| About this Abstract |
| Meeting |
MS&T24: Materials Science & Technology
|
| Symposium
|
Advances in Materials and Systems for a Hydrogen Economy
|
| Presentation Title |
Application of Local Strain Theory for Predicting Notch Fatigue Testing in Hydrogen-Charged Austenitic Stainless Steel |
| Author(s) |
Debjit Misra, Kevin Nibur, Brian Somerday, Zachary Harris |
| On-Site Speaker (Planned) |
Debjit Misra |
| Abstract Scope |
Austenitic stainless steels are well-known for their good performance in hydrogen gas, but due to experimental simplicity, fatigue life measurements for these materials are often performed using precharged, notched specimens.
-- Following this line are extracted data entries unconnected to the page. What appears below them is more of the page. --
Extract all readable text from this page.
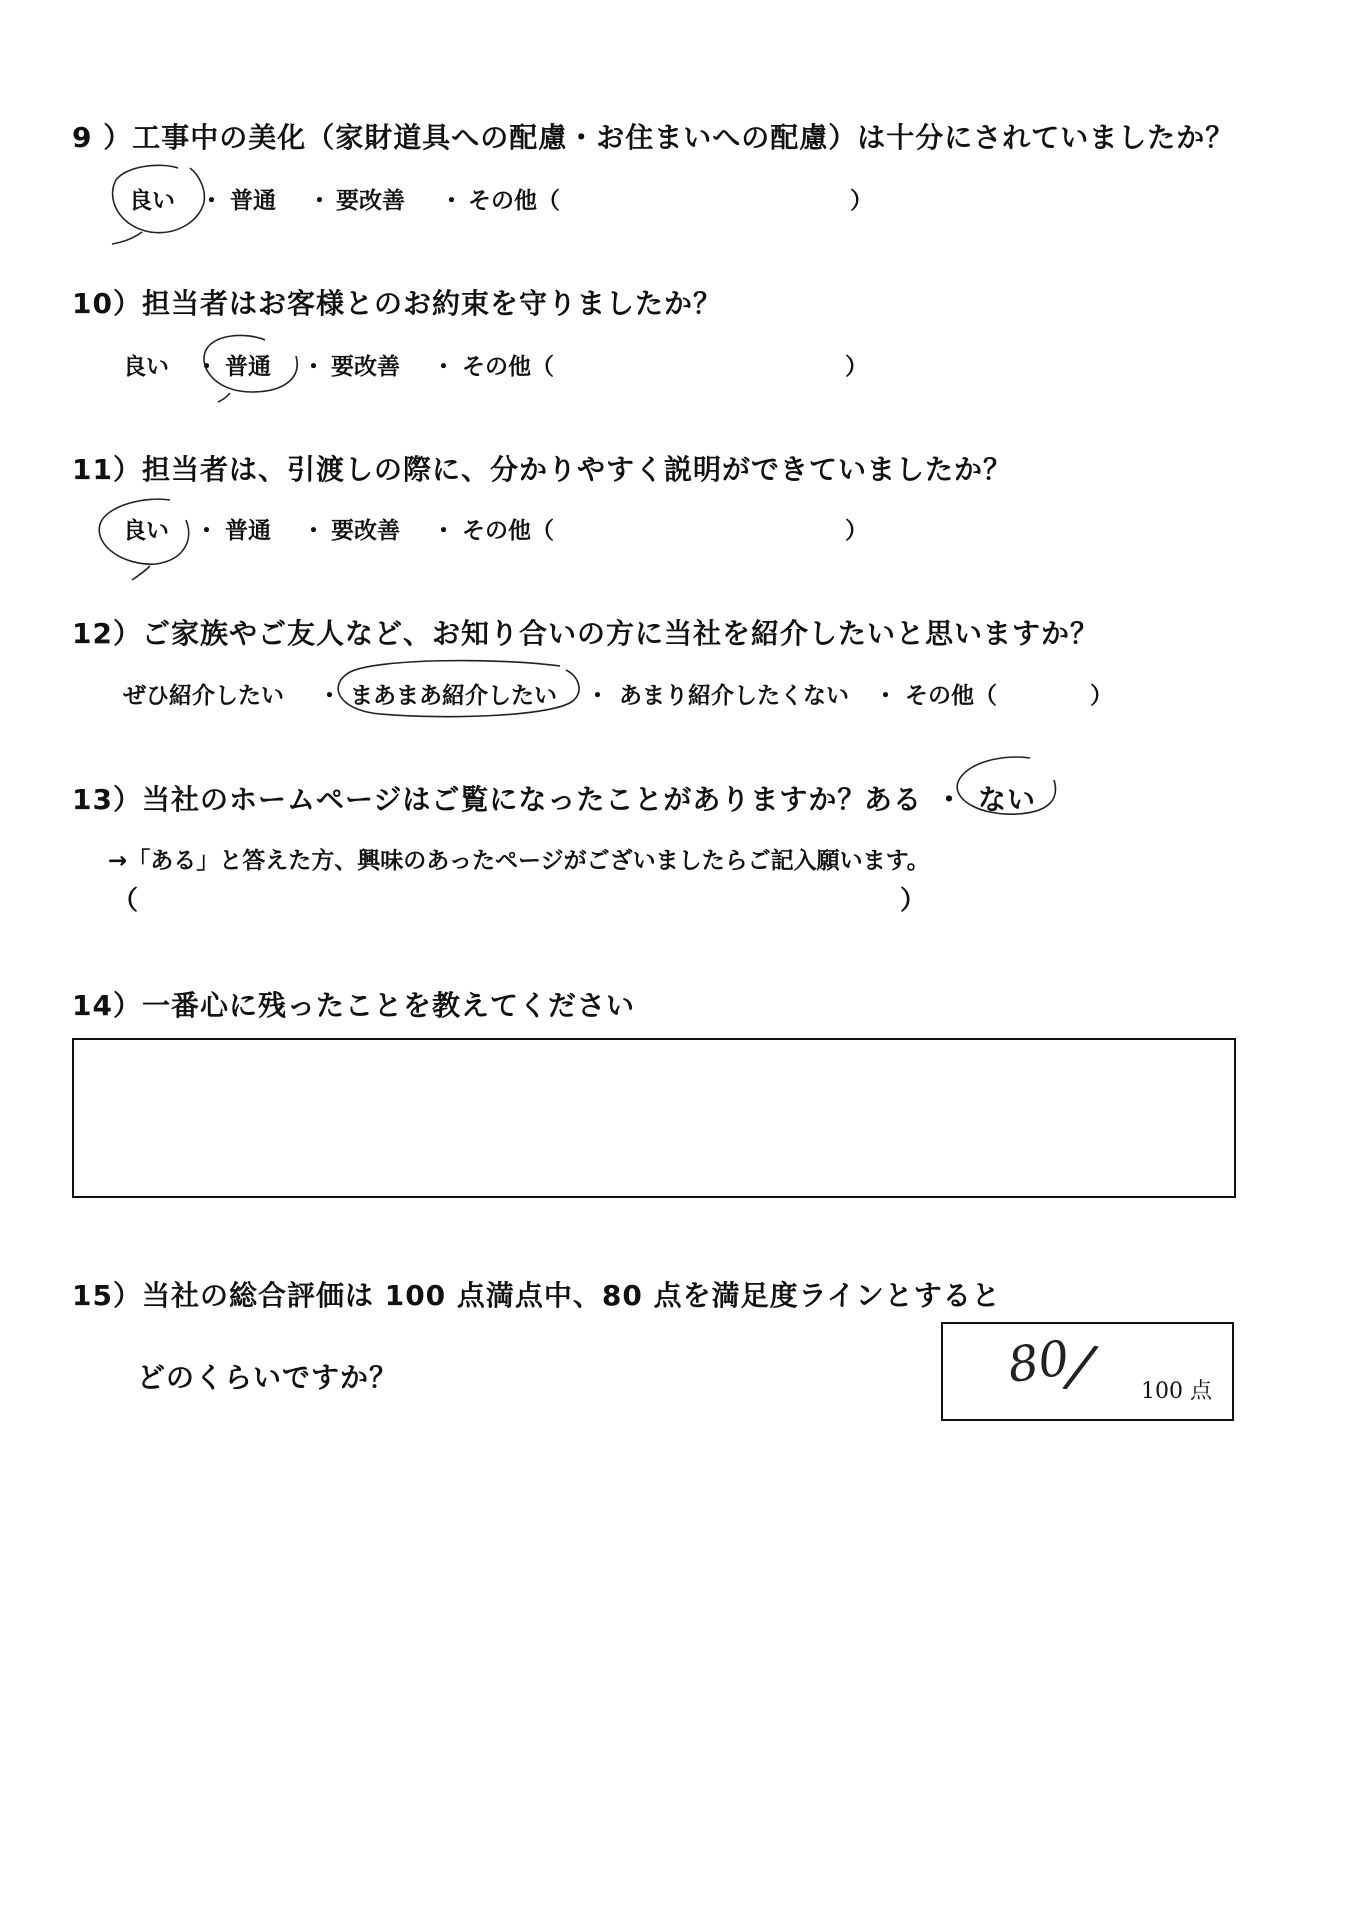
9 ）工事中の美化（家財道具への配慮・お住まいへの配慮）は十分にされていましたか？
良い ・ 普通 ・ 要改善 ・ その他（	）
10）担当者はお客様とのお約束を守りましたか？
良い ・ 普通 ・ 要改善 ・ その他（	）
11）担当者は、引渡しの際に、分かりやすく説明ができていましたか？
良い ・ 普通 ・ 要改善 ・ その他（	）
12）ご家族やご友人など、お知り合いの方に当社を紹介したいと思いますか？
ぜひ紹介したい ・ まあまあ紹介したい ・ あまり紹介したくない ・ その他（	）
13）当社のホームページはご覧になったことがありますか？
ある ・ ない
→「ある」と答えた方、興味のあったページがございましたらご記入願います。
（	）
14）一番心に残ったことを教えてください
15）当社の総合評価は 100 点満点中、80 点を満足度ラインとすると
どのくらいですか？	80
/ 100 点
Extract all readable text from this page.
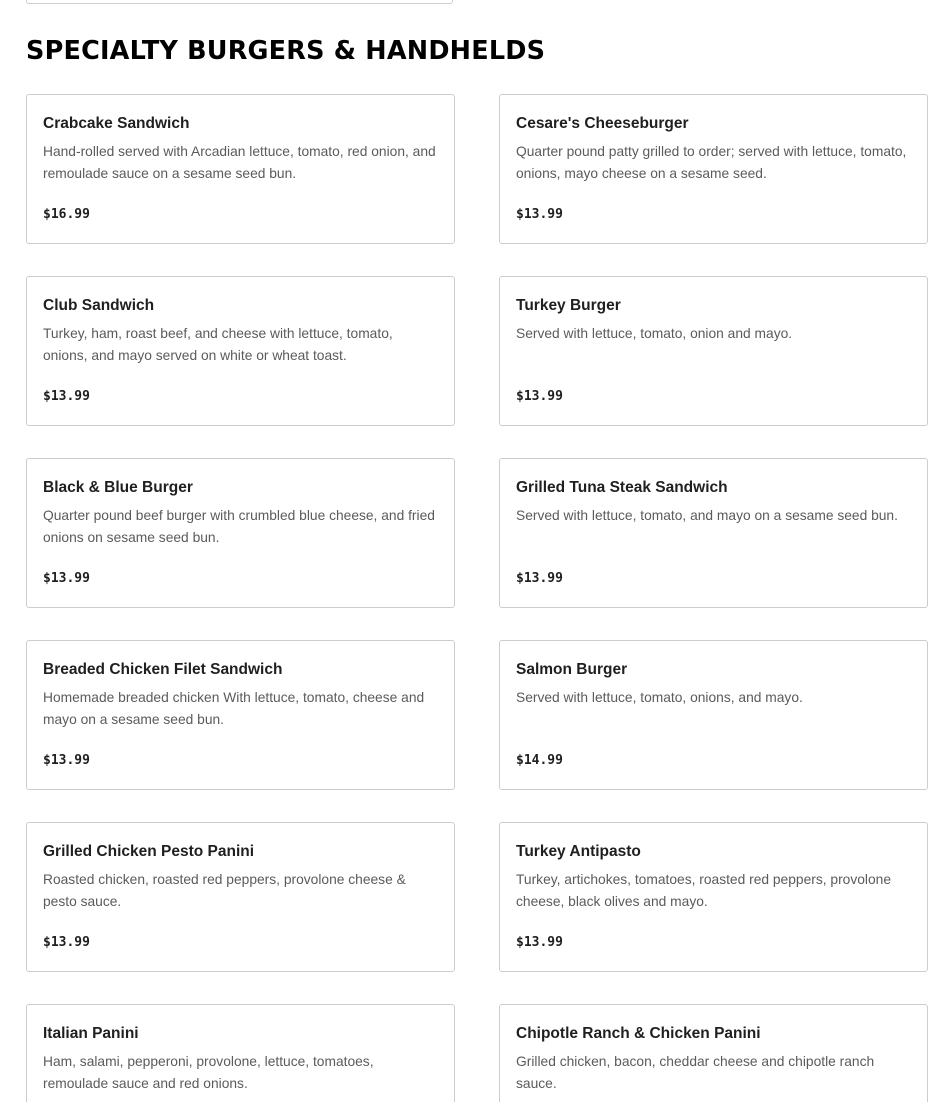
SPECIALTY BURGERS & HANDHELDS
Crabcake Sandwich
Hand-rolled served with Arcadian lettuce, tomato, red onion, and remoulade sauce on a sesame seed bun.
$16.99
Cesare's Cheeseburger
Quarter pound patty grilled to order; served with lettuce, tomato, onions, mayo cheese on a sesame seed.
$13.99
Club Sandwich
Turkey, ham, roast beef, and cheese with lettuce, tomato, onions, and mayo served on white or wheat toast.
$13.99
Turkey Burger
Served with lettuce, tomato, onion and mayo.
$13.99
Black & Blue Burger
Quarter pound beef burger with crumbled blue cheese, and fried onions on sesame seed bun.
$13.99
Grilled Tuna Steak Sandwich
Served with lettuce, tomato, and mayo on a sesame seed bun.
$13.99
Breaded Chicken Filet Sandwich
Homemade breaded chicken With lettuce, tomato, cheese and mayo on a sesame seed bun.
$13.99
Salmon Burger
Served with lettuce, tomato, onions, and mayo.
$14.99
Grilled Chicken Pesto Panini
Roasted chicken, roasted red peppers, provolone cheese & pesto sauce.
$13.99
Turkey Antipasto
Turkey, artichokes, tomatoes, roasted red peppers, provolone cheese, black olives and mayo.
$13.99
Italian Panini
Ham, salami, pepperoni, provolone, lettuce, tomatoes, remoulade sauce and red onions.
Chipotle Ranch & Chicken Panini
Grilled chicken, bacon, cheddar cheese and chipotle ranch sauce.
Unfortunately, current fitness for service frameworks do not provide a pathway for transferring such notched fatigue data for use in component design analysis. In the current study, the local strain theory is employed to predict the notch fatigue behavior of hydrogen-charged 21Cr-6Ni-9Mn stainless steel. Smooth bar fatigue experiments are performed to obtain the cyclic stress-strain curve for this material-environment combination, which is utilized to calculate the local strains present at the root of the notched specimens. Fatigue life predictions based on these local strains are found to be in good agreement with experimental measurements performed on notched 21Cr-6Ni-9Mn specimens precharged with hydrogen, suggesting that the local strain theory may provide an avenue to enable the transferability of notched fatigue data. |